3. **Expand Pattern 5, compress Pattern 6.** Statistical feedback is the most generalizable idea. Endorsement design is the most speculative. The space allocation should reflect that.

4. **Add provenance to claims.** Some patterns are observed in development (Tested). Some are design rationale without observation (Void). The paper is honest about this in aggregate but not pattern-by-pattern.

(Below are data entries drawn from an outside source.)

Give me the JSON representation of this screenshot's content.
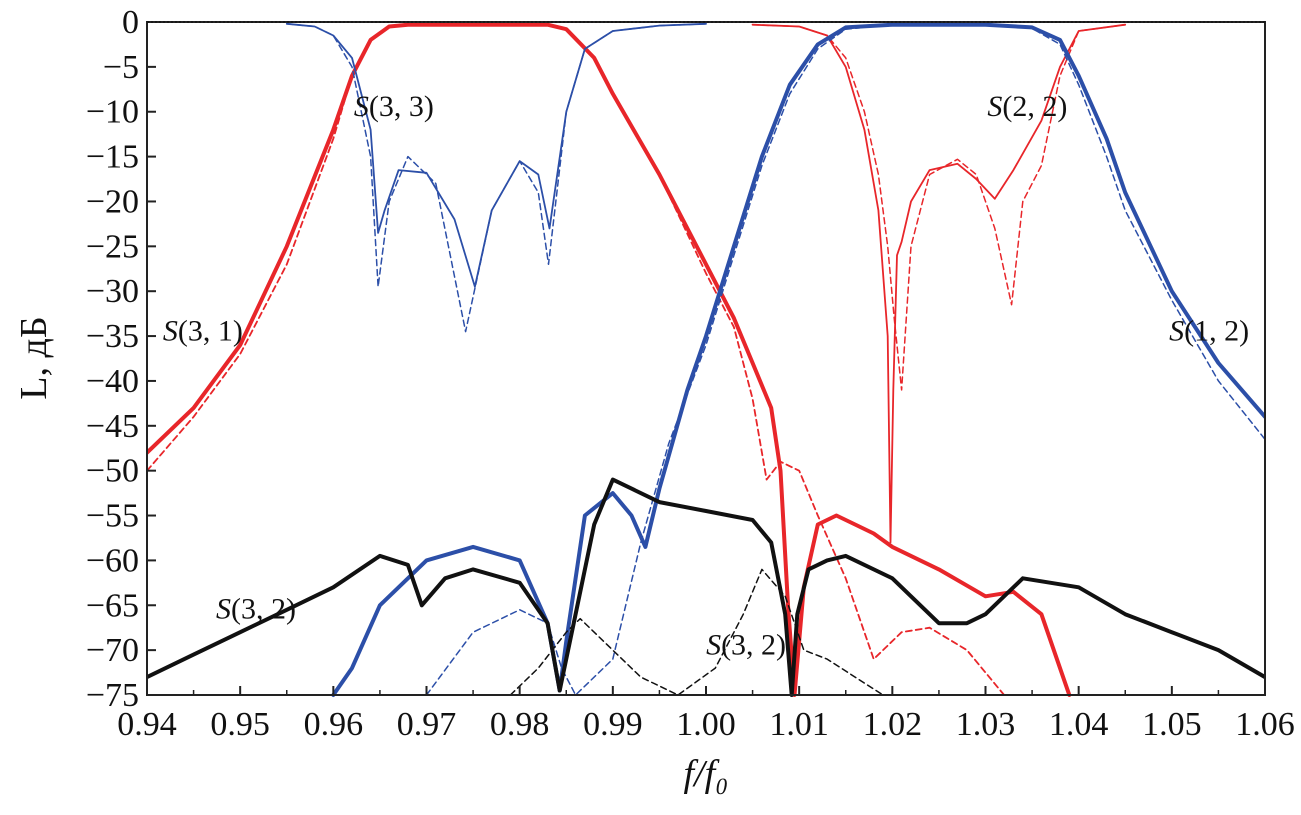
{
  "chart_data": {
    "type": "line",
    "title": "",
    "xlabel": "f/f₀",
    "ylabel": "L, дБ",
    "xlim": [
      0.94,
      1.06
    ],
    "ylim": [
      -75,
      0
    ],
    "xticks": [
      0.94,
      0.95,
      0.96,
      0.97,
      0.98,
      0.99,
      1.0,
      1.01,
      1.02,
      1.03,
      1.04,
      1.05,
      1.06
    ],
    "xtick_labels": [
      "0.94",
      "0.95",
      "0.96",
      "0.97",
      "0.98",
      "0.99",
      "1.00",
      "1.01",
      "1.02",
      "1.03",
      "1.04",
      "1.05",
      "1.06"
    ],
    "yticks": [
      0,
      -5,
      -10,
      -15,
      -20,
      -25,
      -30,
      -35,
      -40,
      -45,
      -50,
      -55,
      -60,
      -65,
      -70,
      -75
    ],
    "ytick_labels": [
      "0",
      "−5",
      "−10",
      "−15",
      "−20",
      "−25",
      "−30",
      "−35",
      "−40",
      "−45",
      "−50",
      "−55",
      "−60",
      "−65",
      "−70",
      "−75"
    ],
    "grid": false,
    "annotations": [
      {
        "text": "S(3, 3)",
        "x": 0.9665,
        "y": -10.5
      },
      {
        "text": "S(3, 1)",
        "x": 0.946,
        "y": -35.5
      },
      {
        "text": "S(2, 2)",
        "x": 1.0345,
        "y": -10.5
      },
      {
        "text": "S(1, 2)",
        "x": 1.054,
        "y": -35.5
      },
      {
        "text": "S(3, 2)",
        "x": 0.9517,
        "y": -66.5
      },
      {
        "text": "S(3, 2)",
        "x": 1.0043,
        "y": -70.5
      }
    ],
    "series": [
      {
        "name": "S(3,1) measured",
        "color": "#e8262a",
        "style": "solid",
        "width": 4,
        "x": [
          0.94,
          0.945,
          0.95,
          0.955,
          0.96,
          0.962,
          0.964,
          0.966,
          0.968,
          0.975,
          0.98,
          0.983,
          0.985,
          0.988,
          0.99,
          0.995,
          1.0,
          1.003,
          1.005,
          1.007,
          1.008,
          1.0088,
          1.0095,
          1.0105,
          1.012,
          1.014,
          1.016,
          1.018,
          1.02,
          1.025,
          1.03,
          1.033,
          1.036,
          1.039
        ],
        "y": [
          -48,
          -43,
          -36,
          -25,
          -12,
          -6,
          -2,
          -0.5,
          -0.3,
          -0.3,
          -0.3,
          -0.3,
          -0.8,
          -4,
          -8,
          -17,
          -27,
          -33,
          -38,
          -43,
          -50,
          -65,
          -75,
          -63,
          -56,
          -55,
          -56,
          -57,
          -58.5,
          -61,
          -64,
          -63.5,
          -66,
          -75
        ]
      },
      {
        "name": "S(3,1) calculated",
        "color": "#e8262a",
        "style": "dashed",
        "width": 1.8,
        "x": [
          0.94,
          0.945,
          0.95,
          0.955,
          0.96,
          0.962,
          0.964,
          0.966,
          0.968,
          0.975,
          0.98,
          0.983,
          0.985,
          0.988,
          0.99,
          0.995,
          1.0,
          1.003,
          1.005,
          1.0065,
          1.008,
          1.01,
          1.012,
          1.015,
          1.018,
          1.021,
          1.024,
          1.028,
          1.032
        ],
        "y": [
          -50,
          -44,
          -37,
          -27,
          -13,
          -6,
          -2,
          -0.5,
          -0.3,
          -0.3,
          -0.3,
          -0.3,
          -0.8,
          -4,
          -8,
          -17,
          -28,
          -34,
          -42,
          -51,
          -49,
          -50,
          -55,
          -62,
          -71,
          -68,
          -67.5,
          -70,
          -75
        ]
      },
      {
        "name": "S(3,3) measured",
        "color": "#2c4fa8",
        "style": "solid",
        "width": 1.8,
        "x": [
          0.955,
          0.958,
          0.96,
          0.962,
          0.964,
          0.9648,
          0.9655,
          0.967,
          0.97,
          0.973,
          0.9752,
          0.977,
          0.98,
          0.982,
          0.9832,
          0.985,
          0.987,
          0.99,
          0.995,
          1.0
        ],
        "y": [
          -0.2,
          -0.5,
          -1.5,
          -4,
          -12,
          -23.5,
          -21,
          -16.5,
          -16.8,
          -22,
          -29.5,
          -21,
          -15.5,
          -17,
          -23,
          -10,
          -3,
          -1,
          -0.4,
          -0.2
        ]
      },
      {
        "name": "S(3,3) calculated",
        "color": "#2c4fa8",
        "style": "dashed",
        "width": 1.5,
        "x": [
          0.955,
          0.958,
          0.96,
          0.962,
          0.964,
          0.9648,
          0.966,
          0.968,
          0.971,
          0.9742,
          0.977,
          0.98,
          0.982,
          0.9831,
          0.985,
          0.987,
          0.99,
          0.995,
          1.0
        ],
        "y": [
          -0.2,
          -0.5,
          -1.5,
          -5,
          -15,
          -29.5,
          -20,
          -15,
          -18,
          -34.5,
          -21,
          -15.5,
          -19,
          -27,
          -10,
          -3,
          -1,
          -0.4,
          -0.2
        ]
      },
      {
        "name": "S(2,2) measured",
        "color": "#e8262a",
        "style": "solid",
        "width": 1.8,
        "x": [
          1.005,
          1.01,
          1.013,
          1.015,
          1.017,
          1.0185,
          1.0195,
          1.0198,
          1.0201,
          1.0205,
          1.021,
          1.022,
          1.024,
          1.027,
          1.029,
          1.031,
          1.033,
          1.036,
          1.038,
          1.04,
          1.045
        ],
        "y": [
          -0.3,
          -0.5,
          -1.5,
          -5,
          -12,
          -21,
          -35,
          -58,
          -41,
          -26,
          -24.5,
          -20,
          -16.5,
          -15.8,
          -17.5,
          -19.7,
          -16.5,
          -11,
          -5,
          -1,
          -0.3
        ]
      },
      {
        "name": "S(2,2) calculated",
        "color": "#e8262a",
        "style": "dashed",
        "width": 1.5,
        "x": [
          1.005,
          1.01,
          1.013,
          1.015,
          1.017,
          1.0185,
          1.0195,
          1.0202,
          1.021,
          1.022,
          1.024,
          1.027,
          1.029,
          1.031,
          1.0328,
          1.034,
          1.036,
          1.038,
          1.04,
          1.045
        ],
        "y": [
          -0.3,
          -0.5,
          -1.5,
          -4,
          -10,
          -17,
          -25,
          -33,
          -41,
          -25,
          -17,
          -15.3,
          -17,
          -23,
          -31.5,
          -20,
          -16,
          -6,
          -1,
          -0.3
        ]
      },
      {
        "name": "S(1,2) measured",
        "color": "#2c4fa8",
        "style": "solid",
        "width": 4,
        "x": [
          0.96,
          0.962,
          0.965,
          0.97,
          0.975,
          0.98,
          0.983,
          0.9843,
          0.985,
          0.987,
          0.99,
          0.992,
          0.9935,
          0.995,
          0.998,
          1.0,
          1.003,
          1.006,
          1.009,
          1.012,
          1.015,
          1.02,
          1.03,
          1.035,
          1.038,
          1.04,
          1.043,
          1.045,
          1.05,
          1.055,
          1.06
        ],
        "y": [
          -75,
          -72,
          -65,
          -60,
          -58.5,
          -60,
          -67,
          -74.5,
          -69,
          -55,
          -52.5,
          -55,
          -58.5,
          -52,
          -41,
          -35,
          -25,
          -15,
          -7,
          -2.5,
          -0.6,
          -0.3,
          -0.3,
          -0.6,
          -2,
          -6,
          -13,
          -19,
          -30,
          -38,
          -44
        ]
      },
      {
        "name": "S(1,2) calculated",
        "color": "#2c4fa8",
        "style": "dashed",
        "width": 1.5,
        "x": [
          0.97,
          0.975,
          0.98,
          0.983,
          0.9845,
          0.986,
          0.99,
          0.993,
          0.996,
          1.0,
          1.003,
          1.006,
          1.009,
          1.012,
          1.015,
          1.02,
          1.03,
          1.035,
          1.038,
          1.04,
          1.043,
          1.045,
          1.05,
          1.055,
          1.06
        ],
        "y": [
          -75,
          -68,
          -65.5,
          -67,
          -72,
          -75,
          -71,
          -58,
          -47,
          -36,
          -26,
          -16,
          -8,
          -3,
          -0.8,
          -0.3,
          -0.3,
          -0.7,
          -2.5,
          -7,
          -15,
          -21,
          -31,
          -40,
          -46.5
        ]
      },
      {
        "name": "S(3,2) measured",
        "color": "#111111",
        "style": "solid",
        "width": 4,
        "x": [
          0.94,
          0.945,
          0.95,
          0.955,
          0.96,
          0.965,
          0.968,
          0.9695,
          0.972,
          0.975,
          0.98,
          0.983,
          0.9843,
          0.986,
          0.988,
          0.99,
          0.992,
          0.995,
          1.0,
          1.005,
          1.007,
          1.0085,
          1.0092,
          1.0098,
          1.011,
          1.013,
          1.015,
          1.02,
          1.025,
          1.028,
          1.03,
          1.034,
          1.04,
          1.045,
          1.05,
          1.055,
          1.06
        ],
        "y": [
          -73,
          -70.5,
          -68,
          -65.5,
          -63,
          -59.5,
          -60.5,
          -65,
          -62,
          -61,
          -62.5,
          -67,
          -74.5,
          -66,
          -56,
          -51,
          -52,
          -53.5,
          -54.5,
          -55.5,
          -58,
          -66,
          -75,
          -66,
          -61,
          -60,
          -59.5,
          -62,
          -67,
          -67,
          -66,
          -62,
          -63,
          -66,
          -68,
          -70,
          -73
        ]
      },
      {
        "name": "S(3,2) calculated",
        "color": "#111111",
        "style": "dashed",
        "width": 1.5,
        "x": [
          0.979,
          0.982,
          0.985,
          0.9865,
          0.989,
          0.993,
          0.997,
          1.001,
          1.004,
          1.006,
          1.0085,
          1.0105,
          1.013,
          1.016,
          1.019
        ],
        "y": [
          -75,
          -72,
          -68,
          -66.5,
          -69,
          -73,
          -75,
          -72,
          -66,
          -61,
          -64,
          -70,
          -71,
          -73,
          -75
        ]
      }
    ]
  }
}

5. **Engage with the progressive disclosure literature.** Acknowledging the known failure modes (budget ceilings, diminishing returns, instructions-can-hurt) would strengthen the credibility of the text-first pattern.

## Bottom line

The paper has two genuinely strong contributions: proof-of-work authentication for agents, and the statistical-vs-binary feedback observation. It has one well-stated practical insight (URLs as atomic units). The rest — text-first interfaces, verb priming, endorsement nudging, draft lifecycle — ranges from well-trodden ground to untested speculation. The honesty about having no users is refreshing, but the paper would be stronger if it let that honesty shape the structure rather than layering it over an academic format that implies more rigor than the content supports.

The strongest version of this paper is shorter, leads with what's novel, expands on statistical feedback with concrete examples, and presents the rest as context rather than findings.